View Single Post
 
Old 29 Jun 2007, 19:22
The Geek's Avatar
The Geek The Geek is offline
 
Join Date: Sep 2003
I thought I would put down some basics of creating regexp's for AME as many users are wanting to create their own. This isnt an exhaustive list, nor am I an expert on regexps, this is just a rough, basic overview to get you started.

AME takes the regexp you provide and wraps it in [url] tags, boundaries and codes to make the regexp case insensitive so you don't have to worry about doing that. You do have to remember though that your regexp needs to match the entire URL. If it doesnt, it wont qualify as a match in AME.

Best way to test regular expressions (that I have found) is with regexp buddy. This is what I do:
  • Start up Regexpbuddy
  • Click the test tab
  • Tick the 'case insensitive' option
  • In the box below the tabs, I past the URL I want to create a regexp for. You need to be able to identify what part of the URL is the part you want to extract. In this instance, I am trying to create a regexp for http://www.clipfish.de/player.php?videoid=MzEwODYwfDg2NzY0Ng==. So I want to extract the MzEwODYwfDg2NzY0Ng part.
  • I then paste everything leading up to the part I want to extract into the top window like this: http://www.clipfish.de/player.php?videoid=
  • I then escape special characters from the url with the \ character like this: http://www\.clipfish\.de/player\.php\?videoid=. At this stage, RegexpBuddy should have highlighted your test URL up to the part we want to extract. If it hasnt, then you are missing something.

I now need to define a character class that will allow me to match the pattern I am after. If the pattern is only word characters (i.e. letters and or numbers), then I can use [\w]. If it is letters only, then I would use [a-z], If they are numbers only then I can use [\d].
I can also specify additional characters that can appear. For instance, if I wanted a class that allows word characters and underscores, I could do [\w_]. If I wanted letters only, hyphens and underscores, I could do [a-z_-]

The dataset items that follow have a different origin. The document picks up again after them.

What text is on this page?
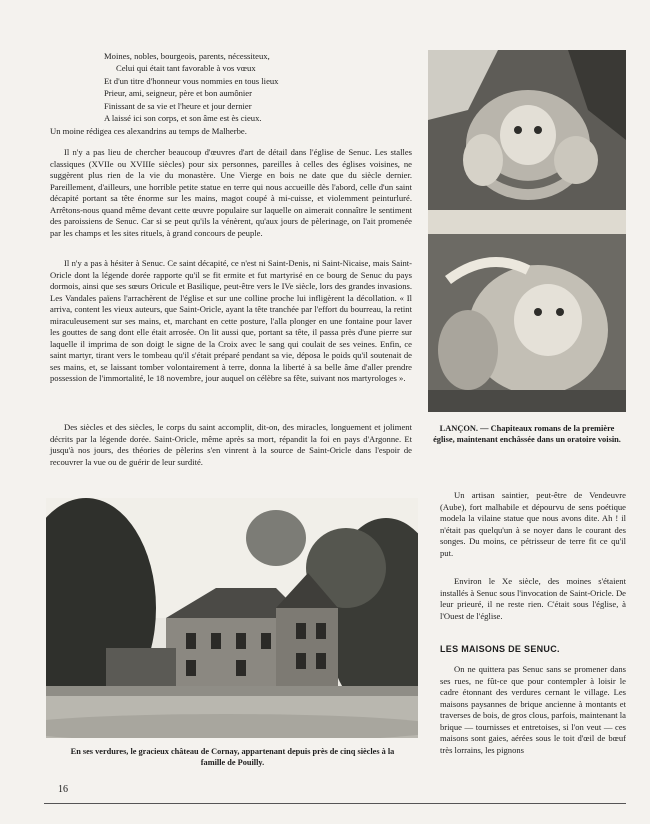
Moines, nobles, bourgeois, parents, nécessiteux,
Celui qui était tant favorable à vos vœux
Et d'un titre d'honneur vous nommies en tous lieux
Prieur, ami, seigneur, père et bon aumônier
Finissant de sa vie et l'heure et jour dernier
A laissé ici son corps, et son âme est ès cieux.
Un moine rédigea ces alexandrins au temps de Malherbe.

Il n'y a pas lieu de chercher beaucoup d'œuvres d'art de détail dans l'église de Senuc. Les stalles classiques (XVIIe ou XVIIIe siècles) pour six personnes, pareilles à celles des églises voisines, ne suggèrent plus rien de la vie du monastère. Une Vierge en bois ne date que du siècle dernier. Pareillement, d'ailleurs, une horrible petite statue en terre qui nous accueille dès l'abord, celle d'un saint décapité portant sa tête énorme sur les mains, magot coupé à mi-cuisse, et violemment peinturluré. Arrêtons-nous quand même devant cette œuvre populaire sur laquelle on aimerait connaître le sentiment des paroissiens de Senuc. Car si se peut qu'ils la vénèrent, qu'aux jours de pèlerinage, on l'ait promenée par les champs et les sites rituels, à grand concours de peuple.

Il n'y a pas à hésiter à Senuc. Ce saint décapité, ce n'est ni Saint-Denis, ni Saint-Nicaise, mais Saint-Oricle dont la légende dorée rapporte qu'il se fit ermite et fut martyrisé en ce bourg de Senuc du pays dormois, ainsi que ses sœurs Oricule et Basilique, peut-être vers le IVe siècle, lors des grandes invasions. Les Vandales païens l'arrachèrent de l'église et sur une colline proche lui infligèrent la décollation. « Il arriva, content les vieux auteurs, que Saint-Oricle, ayant la tête tranchée par l'effort du bourreau, la retint miraculeusement sur ses mains, et, marchant en cette posture, l'alla plonger en une fontaine pour laver les gouttes de sang dont elle était arrosée. On lit aussi que, portant sa tête, il passa près d'une pierre sur laquelle il imprima de son doigt le signe de la Croix avec le sang qui coulait de ses veines. Enfin, ce saint martyr, tirant vers le tombeau qu'il s'était préparé pendant sa vie, déposa le poids qu'il soutenait de ses mains, et, se laissant tomber volontairement à terre, donna la liberté à sa belle âme d'aller prendre possession de l'immortalité, le 18 novembre, jour auquel on célèbre sa fête, suivant nos martyrologes ».

Des siècles et des siècles, le corps du saint accomplit, dit-on, des miracles, longuement et joliment décrits par la légende dorée. Saint-Oricle, même après sa mort, répandit la foi en pays d'Argonne. Et jusqu'à nos jours, des théories de pèlerins s'en vinrent à la source de Saint-Oricle dans l'espoir de recouvrer la vue ou de guérir de leur surdité.

LANÇON. — Chapiteaux romans de la première église, maintenant enchâssée dans un oratoire voisin.
En ses verdures, le gracieux château de Cornay, appartenant depuis près de cinq siècles à la famille de Pouilly.

Un artisan saintier, peut-être de Vendeuvre (Aube), fort malhabile et dépourvu de sens poétique modela la vilaine statue que nous avons dite. Ah ! il n'était pas quelqu'un à se noyer dans le courant des songes. Du moins, ce pétrisseur de terre fit ce qu'il put.

Environ le Xe siècle, des moines s'étaient installés à Senuc sous l'invocation de Saint-Oricle. De leur prieuré, il ne reste rien. C'était sous l'église, à l'Ouest de l'église.

LES MAISONS DE SENUC.

On ne quittera pas Senuc sans se promener dans ses rues, ne fût-ce que pour contempler à loisir le cadre étonnant des verdures cernant le village. Les maisons paysannes de brique ancienne à montants et traverses de bois, de gros clous, parfois, maintenant la brique — tournisses et entretoises, si l'on veut — ces maisons sont gaies, aérées sous le toit d'œil de bœuf très lorrains, les pignons

16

In the case where I am trying to extract MzEwODYwfDg2NzY0Ng then a word character class would work fine: [\w]

The problem is that only matches the first occurence of a character in the class. In other words, my match would be http://www.clipfish.de/player.php?videoid=M NOT http://www.clipfish.de/player.php?videoid=MzEwODYwfDg2NzY0Ng== which is what I want!.

This is where special characters come in.
  • . will match any single character that is NOT a line break
  • * will match 0 or unlimited times
  • + will match once or unlimited times
  • ? will match 0 or 1 time.

So, to make my character class work, I use [\w]+

So now my regexp looks like:

http://www\.clipfish\.de/player\.php\?videoid=[\w]+

Now, that will match, but I need to capture whatever pattern is matched in the [\w]+ part. Thats where ()'s come into play. If I so this:

http://www\.clipfish\.de/player\.php\?videoid=([\w]+)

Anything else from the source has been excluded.